Abstract

Background Primary percutaneous intervention (PCI) is the treatment of choice for acute ST elevation myocardial infarction. Currently it is recommended to treat only the culprit artery during the acute procedure. Only few reports describe the results of simultaneous non-culprit vessel PCI. The study hypothesizes that complete revascularization during primary PCI can be achieved safely with an improved clinical outcome during the indexed hospitalization. Methods One hundred and twenty consecutive patients presented with acute ST elevation myocardial infarction (STEMI) and multivessel coronary stenosis. Ninety five underwent complete revascularization (CR): the culprit artery was opened first followed by dilatation of the other significantly narrowed arteries. Twenty five had culprit only revascularization (COR): the culprit artery only was dilated and the other arteries were left untreated during the primary PCI. Results Complete revascularization (CR) was associated with reduced incidence of major cardiac events (recurrent ischemia, reinfarction, acute heart failure and in-hospital mortality 16.7 versus 52%, P = 0.0001). There was a significant lower rate of recurrent ischemic episodes (4.2% versus 32%, P = 0.002), myocardial reinfarction (3.1% versus 16%, P = 0.01), reintervention (7.3% versus 32%, P = 0.001), acute heart failure (9.4% versus 32%, P = 0.01) during the indexed hospitalization and shorter hospitalization (4.4 ± 1.27 versus 9.6 ± 2.3, P = 0.001) in the CR group.

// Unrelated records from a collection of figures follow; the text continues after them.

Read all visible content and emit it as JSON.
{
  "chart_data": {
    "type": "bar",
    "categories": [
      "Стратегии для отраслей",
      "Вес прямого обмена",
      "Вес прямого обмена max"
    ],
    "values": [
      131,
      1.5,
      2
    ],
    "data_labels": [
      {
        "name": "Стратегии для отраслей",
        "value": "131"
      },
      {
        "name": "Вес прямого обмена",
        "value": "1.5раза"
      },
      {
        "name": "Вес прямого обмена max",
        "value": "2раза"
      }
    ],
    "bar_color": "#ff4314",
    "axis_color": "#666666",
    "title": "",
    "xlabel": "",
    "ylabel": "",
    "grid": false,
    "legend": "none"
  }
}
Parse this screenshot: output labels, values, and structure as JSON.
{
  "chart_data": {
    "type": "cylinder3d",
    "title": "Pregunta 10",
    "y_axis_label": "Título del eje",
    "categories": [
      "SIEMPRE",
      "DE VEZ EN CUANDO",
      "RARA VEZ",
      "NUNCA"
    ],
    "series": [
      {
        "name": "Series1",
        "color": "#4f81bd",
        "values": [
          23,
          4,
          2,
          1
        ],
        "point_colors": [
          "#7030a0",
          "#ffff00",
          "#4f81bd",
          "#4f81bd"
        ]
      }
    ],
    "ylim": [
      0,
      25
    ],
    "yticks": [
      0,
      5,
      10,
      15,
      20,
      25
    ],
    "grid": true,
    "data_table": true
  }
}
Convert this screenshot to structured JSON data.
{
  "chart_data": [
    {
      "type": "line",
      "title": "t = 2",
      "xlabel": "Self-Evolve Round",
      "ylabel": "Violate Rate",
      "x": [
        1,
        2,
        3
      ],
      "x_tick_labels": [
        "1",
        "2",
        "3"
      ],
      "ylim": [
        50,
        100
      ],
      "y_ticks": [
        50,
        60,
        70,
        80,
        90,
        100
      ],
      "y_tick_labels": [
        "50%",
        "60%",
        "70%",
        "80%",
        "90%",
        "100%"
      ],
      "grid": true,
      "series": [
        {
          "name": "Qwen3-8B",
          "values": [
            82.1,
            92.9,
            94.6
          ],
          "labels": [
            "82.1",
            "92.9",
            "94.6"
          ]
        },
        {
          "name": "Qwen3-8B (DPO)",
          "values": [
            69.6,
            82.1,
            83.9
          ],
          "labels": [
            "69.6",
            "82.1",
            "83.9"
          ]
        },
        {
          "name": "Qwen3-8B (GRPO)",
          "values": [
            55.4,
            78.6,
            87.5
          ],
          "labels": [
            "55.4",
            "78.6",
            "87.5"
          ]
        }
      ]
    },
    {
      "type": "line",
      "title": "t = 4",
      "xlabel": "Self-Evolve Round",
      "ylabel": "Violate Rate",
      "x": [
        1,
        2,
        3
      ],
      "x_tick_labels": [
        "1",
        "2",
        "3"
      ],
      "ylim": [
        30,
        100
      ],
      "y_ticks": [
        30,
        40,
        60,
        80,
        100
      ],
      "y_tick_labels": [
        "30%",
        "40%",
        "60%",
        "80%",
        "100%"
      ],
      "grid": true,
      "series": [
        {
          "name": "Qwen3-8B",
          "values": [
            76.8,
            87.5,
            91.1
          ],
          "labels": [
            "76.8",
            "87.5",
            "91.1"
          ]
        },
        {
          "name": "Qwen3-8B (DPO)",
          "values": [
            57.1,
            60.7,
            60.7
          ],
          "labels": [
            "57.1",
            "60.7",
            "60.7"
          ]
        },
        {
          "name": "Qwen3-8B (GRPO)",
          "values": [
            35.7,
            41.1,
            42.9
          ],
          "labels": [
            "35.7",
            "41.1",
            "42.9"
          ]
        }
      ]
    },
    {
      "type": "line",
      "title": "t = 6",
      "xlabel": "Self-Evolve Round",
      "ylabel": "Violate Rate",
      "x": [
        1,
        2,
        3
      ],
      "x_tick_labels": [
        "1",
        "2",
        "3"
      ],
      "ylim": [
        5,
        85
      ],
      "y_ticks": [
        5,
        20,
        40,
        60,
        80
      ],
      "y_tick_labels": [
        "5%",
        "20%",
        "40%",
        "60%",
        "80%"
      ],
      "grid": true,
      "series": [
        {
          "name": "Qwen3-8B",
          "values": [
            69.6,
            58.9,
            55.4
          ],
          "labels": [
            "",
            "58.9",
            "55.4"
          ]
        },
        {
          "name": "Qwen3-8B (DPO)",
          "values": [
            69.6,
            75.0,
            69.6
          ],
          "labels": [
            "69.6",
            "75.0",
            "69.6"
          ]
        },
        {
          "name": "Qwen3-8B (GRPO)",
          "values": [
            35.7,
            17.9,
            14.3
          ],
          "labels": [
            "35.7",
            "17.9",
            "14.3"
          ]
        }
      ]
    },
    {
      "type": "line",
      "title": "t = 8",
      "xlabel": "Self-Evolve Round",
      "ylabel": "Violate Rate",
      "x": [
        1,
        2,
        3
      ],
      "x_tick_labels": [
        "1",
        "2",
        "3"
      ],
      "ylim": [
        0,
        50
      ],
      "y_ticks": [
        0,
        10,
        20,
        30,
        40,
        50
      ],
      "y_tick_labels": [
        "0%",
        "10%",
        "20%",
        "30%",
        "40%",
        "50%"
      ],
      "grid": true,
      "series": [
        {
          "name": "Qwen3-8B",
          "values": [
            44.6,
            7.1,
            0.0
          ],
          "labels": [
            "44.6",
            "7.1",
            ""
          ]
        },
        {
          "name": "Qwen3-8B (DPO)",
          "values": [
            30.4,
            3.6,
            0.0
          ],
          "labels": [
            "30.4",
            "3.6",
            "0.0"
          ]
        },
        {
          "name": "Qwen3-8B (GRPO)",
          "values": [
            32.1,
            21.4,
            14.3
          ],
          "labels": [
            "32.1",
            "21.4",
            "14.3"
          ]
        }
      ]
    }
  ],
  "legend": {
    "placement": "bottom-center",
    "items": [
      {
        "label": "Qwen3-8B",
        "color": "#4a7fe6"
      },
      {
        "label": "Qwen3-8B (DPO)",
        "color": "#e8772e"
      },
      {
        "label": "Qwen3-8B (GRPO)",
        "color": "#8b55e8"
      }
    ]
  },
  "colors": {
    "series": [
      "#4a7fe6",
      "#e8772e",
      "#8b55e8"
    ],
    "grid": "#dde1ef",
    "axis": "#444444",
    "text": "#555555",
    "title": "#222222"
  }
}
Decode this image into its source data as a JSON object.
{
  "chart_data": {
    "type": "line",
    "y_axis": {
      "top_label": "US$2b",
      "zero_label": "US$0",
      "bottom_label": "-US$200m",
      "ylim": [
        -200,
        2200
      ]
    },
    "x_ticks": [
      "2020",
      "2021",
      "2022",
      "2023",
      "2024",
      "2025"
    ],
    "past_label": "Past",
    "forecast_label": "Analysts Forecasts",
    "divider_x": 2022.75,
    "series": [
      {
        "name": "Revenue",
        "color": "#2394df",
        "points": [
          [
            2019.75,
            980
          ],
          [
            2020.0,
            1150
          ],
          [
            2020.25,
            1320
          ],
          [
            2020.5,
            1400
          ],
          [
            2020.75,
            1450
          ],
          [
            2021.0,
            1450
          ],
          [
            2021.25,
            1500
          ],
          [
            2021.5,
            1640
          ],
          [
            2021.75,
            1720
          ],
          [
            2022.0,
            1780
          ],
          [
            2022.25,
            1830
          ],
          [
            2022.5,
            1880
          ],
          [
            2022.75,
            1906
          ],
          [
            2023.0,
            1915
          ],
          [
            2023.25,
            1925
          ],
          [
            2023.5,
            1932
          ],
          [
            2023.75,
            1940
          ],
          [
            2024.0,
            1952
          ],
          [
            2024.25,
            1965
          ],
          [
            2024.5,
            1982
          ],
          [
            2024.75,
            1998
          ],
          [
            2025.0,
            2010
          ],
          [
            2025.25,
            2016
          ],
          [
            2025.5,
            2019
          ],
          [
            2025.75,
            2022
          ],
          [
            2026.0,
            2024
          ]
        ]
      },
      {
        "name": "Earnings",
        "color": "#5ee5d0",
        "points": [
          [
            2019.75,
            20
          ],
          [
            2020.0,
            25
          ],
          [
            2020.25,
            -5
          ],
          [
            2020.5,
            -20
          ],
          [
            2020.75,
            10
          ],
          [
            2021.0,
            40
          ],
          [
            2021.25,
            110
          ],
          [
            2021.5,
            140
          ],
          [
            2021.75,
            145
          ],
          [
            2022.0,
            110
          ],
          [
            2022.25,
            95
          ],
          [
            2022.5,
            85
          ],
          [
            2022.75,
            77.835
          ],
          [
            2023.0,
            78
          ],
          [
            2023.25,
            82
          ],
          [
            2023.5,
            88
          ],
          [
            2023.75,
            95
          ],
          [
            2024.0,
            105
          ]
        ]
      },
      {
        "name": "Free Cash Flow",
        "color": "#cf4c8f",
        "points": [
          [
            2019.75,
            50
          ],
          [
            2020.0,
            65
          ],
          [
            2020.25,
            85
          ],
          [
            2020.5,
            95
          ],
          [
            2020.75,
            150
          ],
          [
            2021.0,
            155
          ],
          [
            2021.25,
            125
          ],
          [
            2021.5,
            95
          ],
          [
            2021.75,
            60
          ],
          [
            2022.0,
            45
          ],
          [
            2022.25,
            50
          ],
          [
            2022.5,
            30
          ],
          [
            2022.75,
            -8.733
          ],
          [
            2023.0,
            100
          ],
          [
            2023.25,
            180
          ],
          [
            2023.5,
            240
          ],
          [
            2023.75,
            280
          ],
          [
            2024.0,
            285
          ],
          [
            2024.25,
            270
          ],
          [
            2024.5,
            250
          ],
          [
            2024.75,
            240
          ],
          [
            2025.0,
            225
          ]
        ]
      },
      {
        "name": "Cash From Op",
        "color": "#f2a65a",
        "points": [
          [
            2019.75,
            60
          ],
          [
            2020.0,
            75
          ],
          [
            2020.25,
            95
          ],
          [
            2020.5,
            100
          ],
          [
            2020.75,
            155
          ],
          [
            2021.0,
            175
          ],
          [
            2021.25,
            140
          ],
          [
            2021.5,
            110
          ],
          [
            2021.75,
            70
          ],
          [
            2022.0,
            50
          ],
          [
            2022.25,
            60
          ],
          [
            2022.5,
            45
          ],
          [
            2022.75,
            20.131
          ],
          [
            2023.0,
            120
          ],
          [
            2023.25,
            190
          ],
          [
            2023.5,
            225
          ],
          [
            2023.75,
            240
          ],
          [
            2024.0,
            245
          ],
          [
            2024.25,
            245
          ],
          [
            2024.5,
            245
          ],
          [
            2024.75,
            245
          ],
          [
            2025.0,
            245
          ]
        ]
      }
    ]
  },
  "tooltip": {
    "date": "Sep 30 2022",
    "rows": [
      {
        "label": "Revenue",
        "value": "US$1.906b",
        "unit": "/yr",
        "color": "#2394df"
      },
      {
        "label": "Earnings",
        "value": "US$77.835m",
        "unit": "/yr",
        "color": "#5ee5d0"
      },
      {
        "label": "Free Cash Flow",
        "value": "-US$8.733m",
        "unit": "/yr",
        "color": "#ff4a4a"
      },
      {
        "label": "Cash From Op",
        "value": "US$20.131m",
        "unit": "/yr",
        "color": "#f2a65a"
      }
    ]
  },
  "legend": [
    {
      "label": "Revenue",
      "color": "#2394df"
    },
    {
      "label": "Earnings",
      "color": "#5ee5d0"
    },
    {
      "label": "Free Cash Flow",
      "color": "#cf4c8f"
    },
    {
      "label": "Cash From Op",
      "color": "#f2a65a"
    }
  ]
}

Transient renal dysfunction was more common in CR patients (8.4% versus 4% P = 0.01). In-hospital and one year mortality were similar between the two groups. Conclusion Multivessel PCI during acute myocardial infarction is feasible and safe. Complete revascularization resulted in an improved acute clinical course. These data support a policy of complete revascularization during primary PCI for STEMI.